Commission économique du PCF
Les lecteurs de L’Humanité qui s’indignent aujourd’hui de l’insolence des grandes fortunes, des turpitudes du CAC40, des égarements de la finance ou des maux dont souffre l’hôpital se souviennent de ce que Pierre Ivorra leur en avait déjà fait connaître, depuis longtemps, dans ses livres, dans ses articles et, jusqu’à ces dernières années, dans les chroniques où il éclairait de façon pénétrante, chaque semaine, l’actualité économique. Notre camarade, aussi vigoureux polémiste qu’habile pédagogue, ne se contentait pas de dénoncer les iniquités d’un monde en proie aux lois perverses du capital.
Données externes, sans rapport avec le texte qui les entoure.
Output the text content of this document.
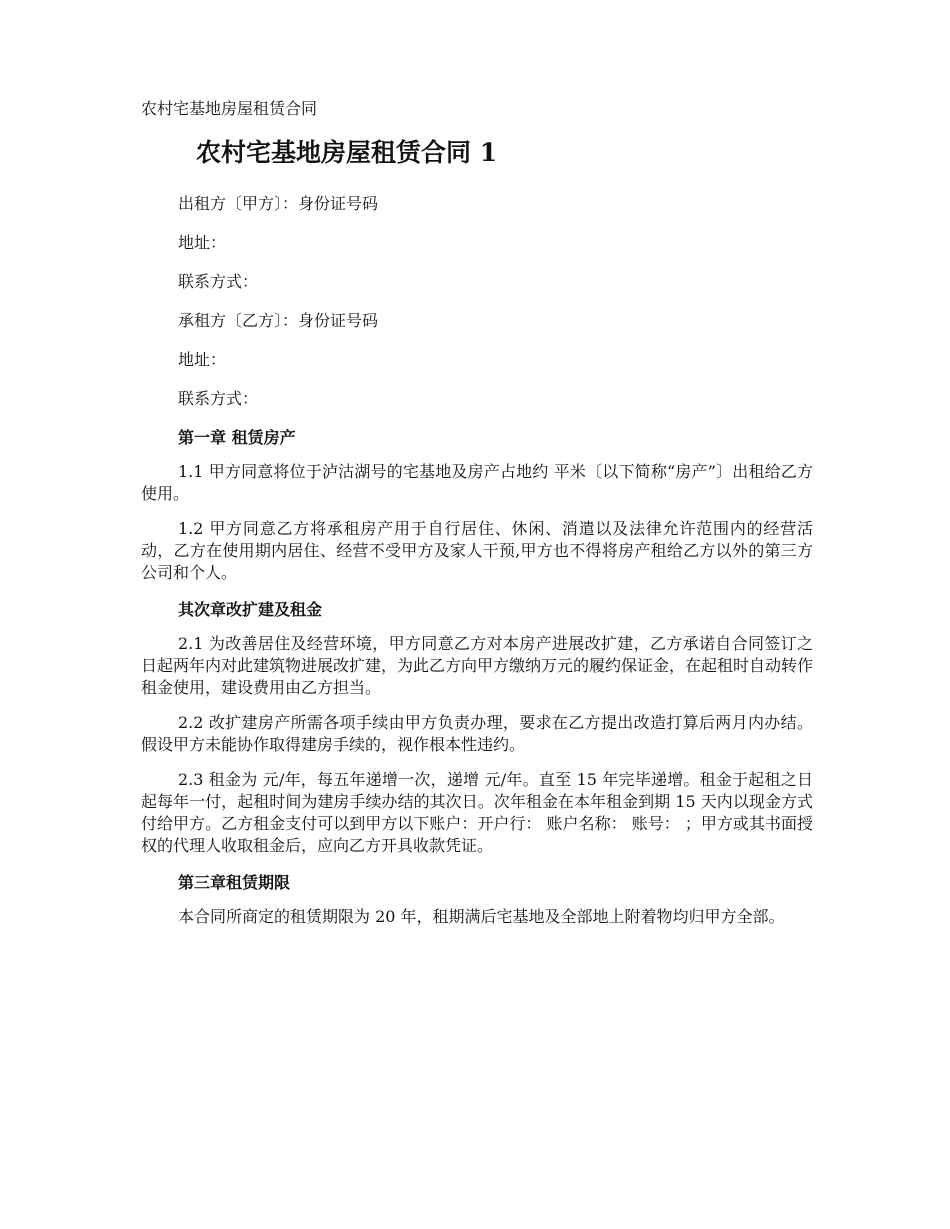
农村宅基地房屋租赁合同
农村宅基地房屋租赁合同 1
出租方〔甲方〕：身份证号码
地址：
联系方式：
承租方〔乙方〕：身份证号码
地址：
联系方式：
第一章 租赁房产

1.1 甲方同意将位于泸沽湖号的宅基地及房产占地约 平米〔以下简称“房产”〕出租给乙方使用。

1.2 甲方同意乙方将承租房产用于自行居住、休闲、消遣以及法律允许范围内的经营活动，乙方在使用期内居住、经营不受甲方及家人干预,甲方也不得将房产租给乙方以外的第三方公司和个人。

其次章改扩建及租金

2.1 为改善居住及经营环境，甲方同意乙方对本房产进展改扩建，乙方承诺自合同签订之日起两年内对此建筑物进展改扩建，为此乙方向甲方缴纳万元的履约保证金，在起租时自动转作租金使用，建设费用由乙方担当。

2.2 改扩建房产所需各项手续由甲方负责办理，要求在乙方提出改造打算后两月内办结。假设甲方未能协作取得建房手续的，视作根本性违约。

2.3 租金为 元/年，每五年递增一次，递增 元/年。直至 15 年完毕递增。租金于起租之日起每年一付，起租时间为建房手续办结的其次日。次年租金在本年租金到期 15 天内以现金方式付给甲方。乙方租金支付可以到甲方以下账户：开户行： 账户名称： 账号： ；甲方或其书面授权的代理人收取租金后，应向乙方开具收款凭证。

第三章租赁期限

本合同所商定的租赁期限为 20 年，租期满后宅基地及全部地上附着物均归甲方全部。
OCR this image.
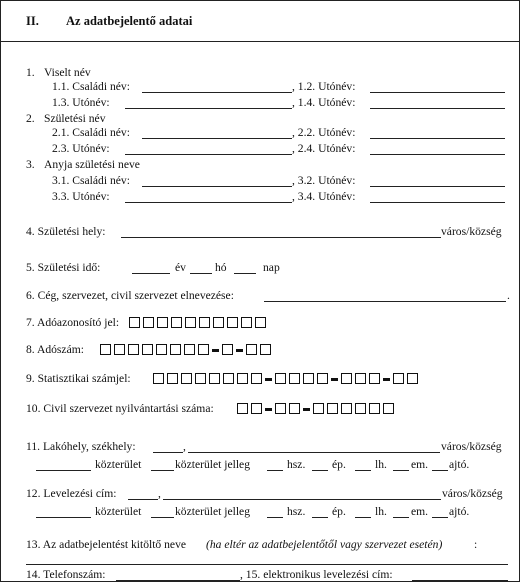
II. Az adatbejelentő adatai
1. Viselt név
1.1. Családi név:	, 1.2. Utónév:
1.3. Utónév:	, 1.4. Utónév:
2. Születési név
2.1. Családi név:	, 2.2. Utónév:
2.3. Utónév:	, 2.4. Utónév:
3. Anyja születési neve
3.1. Családi név:	, 3.2. Utónév:
3.3. Utónév:	, 3.4. Utónév:
4. Születési hely:	város/község
5. Születési idő:	év	hó	nap
6. Cég, szervezet, civil szervezet elnevezése:	.
7. Adóazonosító jel:
8. Adószám:
9. Statisztikai számjel:
10. Civil szervezet nyilvántartási száma:
11. Lakóhely, székhely:	,	város/község
közterület	közterület jelleg	hsz. ép.	lh. em. ajtó.
12. Levelezési cím:	,	város/község
közterület	közterület jelleg	hsz. ép.	lh. em. ajtó.
13. Az adatbejelentést kitöltő neve (ha eltér az adatbejelentőtől vagy szervezet esetén)	:
14. Telefonszám:	, 15. elektronikus levelezési cím:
Il ouvrait à ses lecteurs la compréhension des mécanismes, des logiques, des contradictions sous-jacents aux événements économiques et politiques. C’était le fruit d’une culture marxiste particulièrement aiguisée, qu’il avait acquise après des études de philosophie et qu’il a eu l’occasion d’éprouver et d’enrichir pendant dix ans dans son travail d’analyste financier pour les comités d’entreprises, après trente ans de journalisme à L’Humanité. Les travaux de la section économique, puis de la commission économique du PCF doivent beaucoup à la contribution qu’il n’a cessé de leur apporter, de même qu’à la visibilité que ses grands entretiens avec Paul Boccara sur la crise financière, sur l’anthroponomie, en ont donné aux lecteurs de L’Humanité.
Pierre était un militant communiste dans l’âme, un révolutionnaire. Engagé dans la bataille politique à Saint-Denis où il habitait, puis à Hyères après sa retraite, il a été à la pointe du combat contre l’effacement du PCF et de ses idées marxistes, avec une détermination que rien ne pouvait intimider. Seule l’aggravation brutale de son état de santé l’avait contraint au silence depuis trois ans. Il laisse plus qu’un souvenir, un exemple.
La tristesse de ses amis de la commission économique est immense. Pierre était un camarade, un frère, un soutien indéfectible, modeste, chaleureux. Nos pensées les plus affectueuses vont à son épouse Marie-Simone, à sa fille, à son fils et à tous ses proches.

Une bien triste nouvelle tant Pierre était chaleureux, cultivé, accessible.
C’était presque un bonheur, sortis de réunion, de rentrer dans nos banlieues en discutant avec lui.